Sam Gilliam - Plain
Sam Gilliam
Plain
1999
Mixed media with monoprint, collage and stitching on handmade textured paper
21 x 29 in
Edition 10/14
Signed and dated lower right, titled lower center, numbered lower left
View all available works by Sam Gilliam here.
Sam Gilliam (b. 1933, Tupelo, Mississippi) is one the great innovators in postwar American painting. Early in his career, he made clean-edged abstractions, in line with Washington Color School painters such as Kenneth Noland and Morris Louis. He gradually loosened up his style, soaking or pouring colors directly onto his canvases and folding them before they dried—a technique which created accordion lines and a deep sense of texture. Around 1965, he made his greatest stylistic innovation: He got rid of the stretcher bars that traditionally underpin a painting and draped his canvases from the wall like sheets from a clothesline.

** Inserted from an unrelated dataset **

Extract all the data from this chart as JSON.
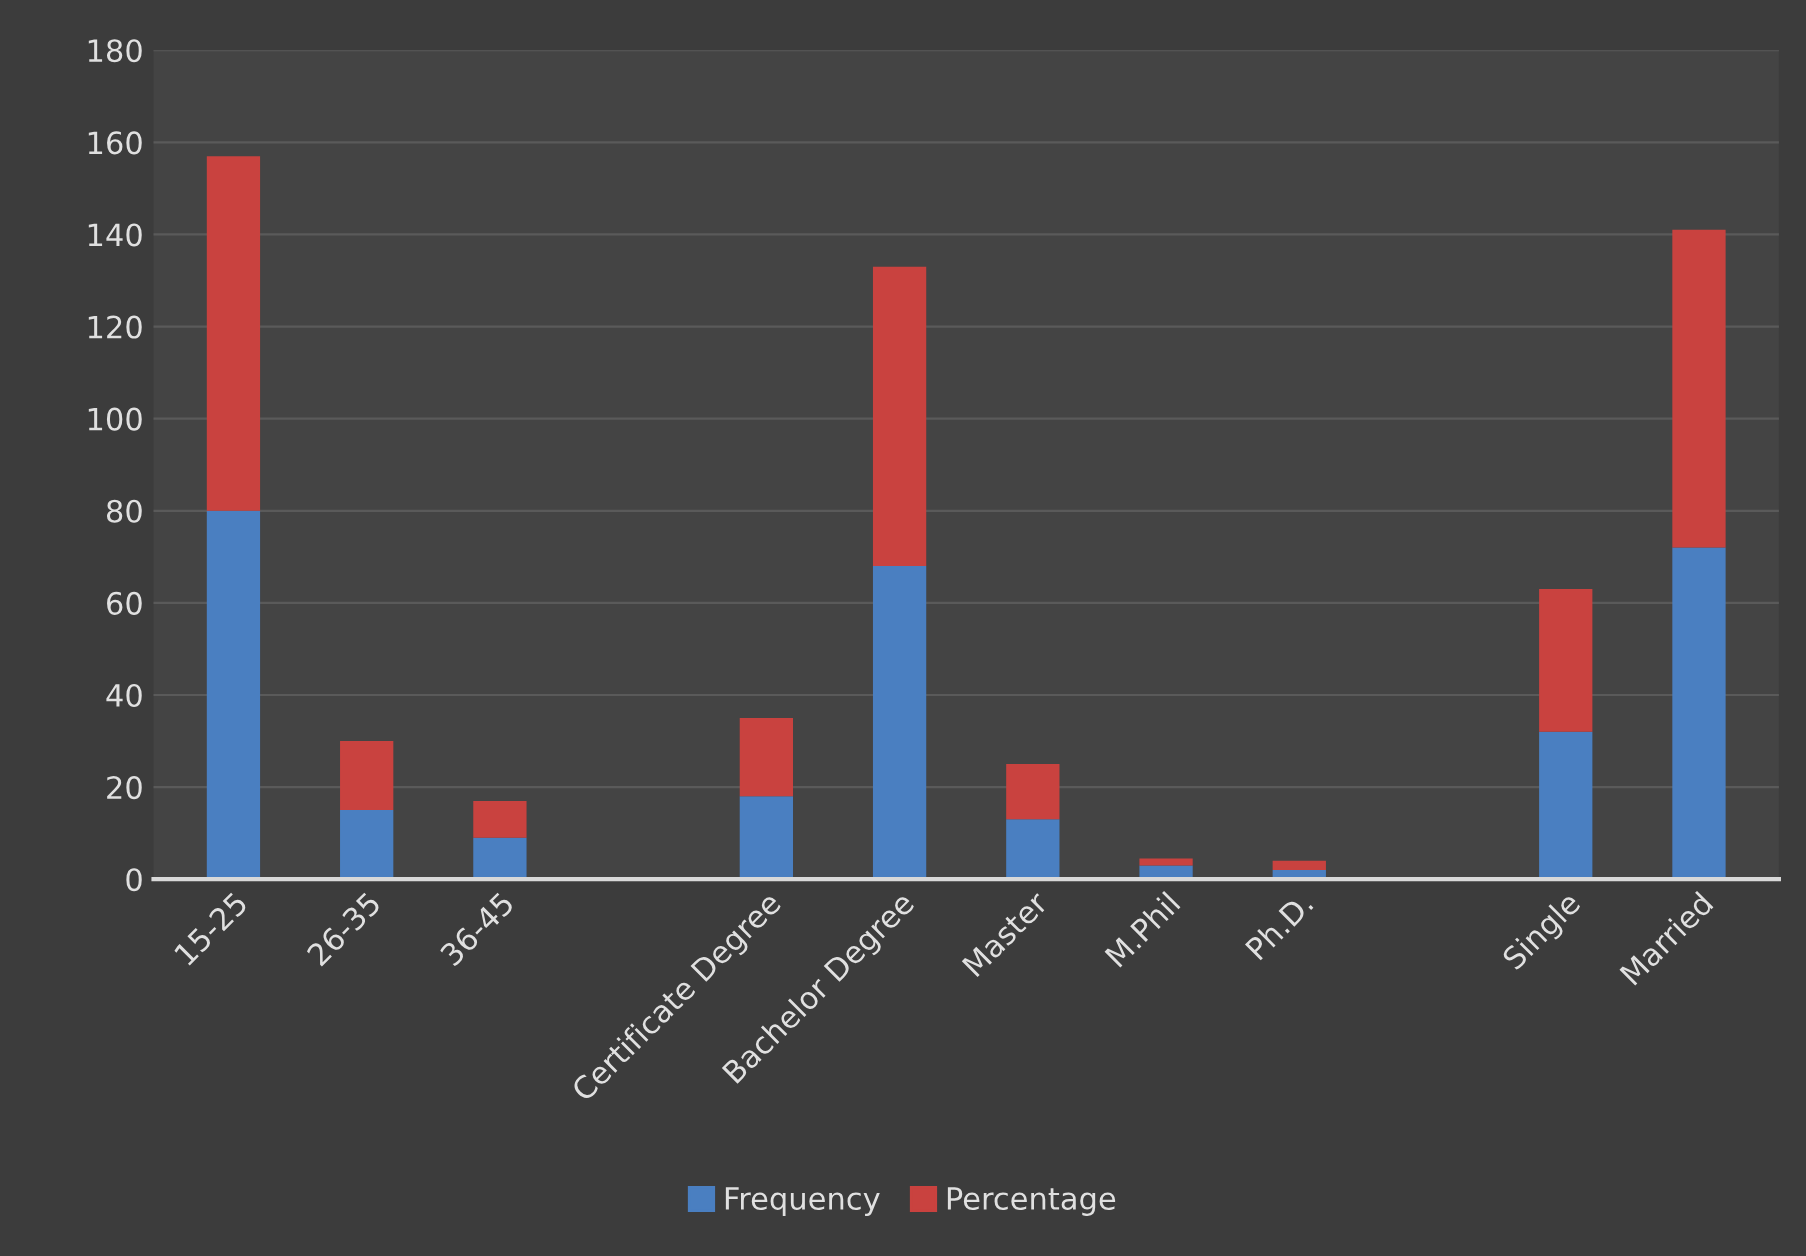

In 1972 Gilliam became the first black artist to represent the United States at the Venice Biennale, in 2005 the Corcoran Gallery of Art organized a traveling retrospective of the artist’s work, and just last year Dia: Beacon presented a semi-permanent installation of Gilliam’s paintings which I had the pleasure of seeing on a recent trip out east.
His work is represented in the permanent collections of the Museum of Modern Art, New York; the Phillips Collection, Washington, D.C.; the Kunstmuseum, Basel; and many others.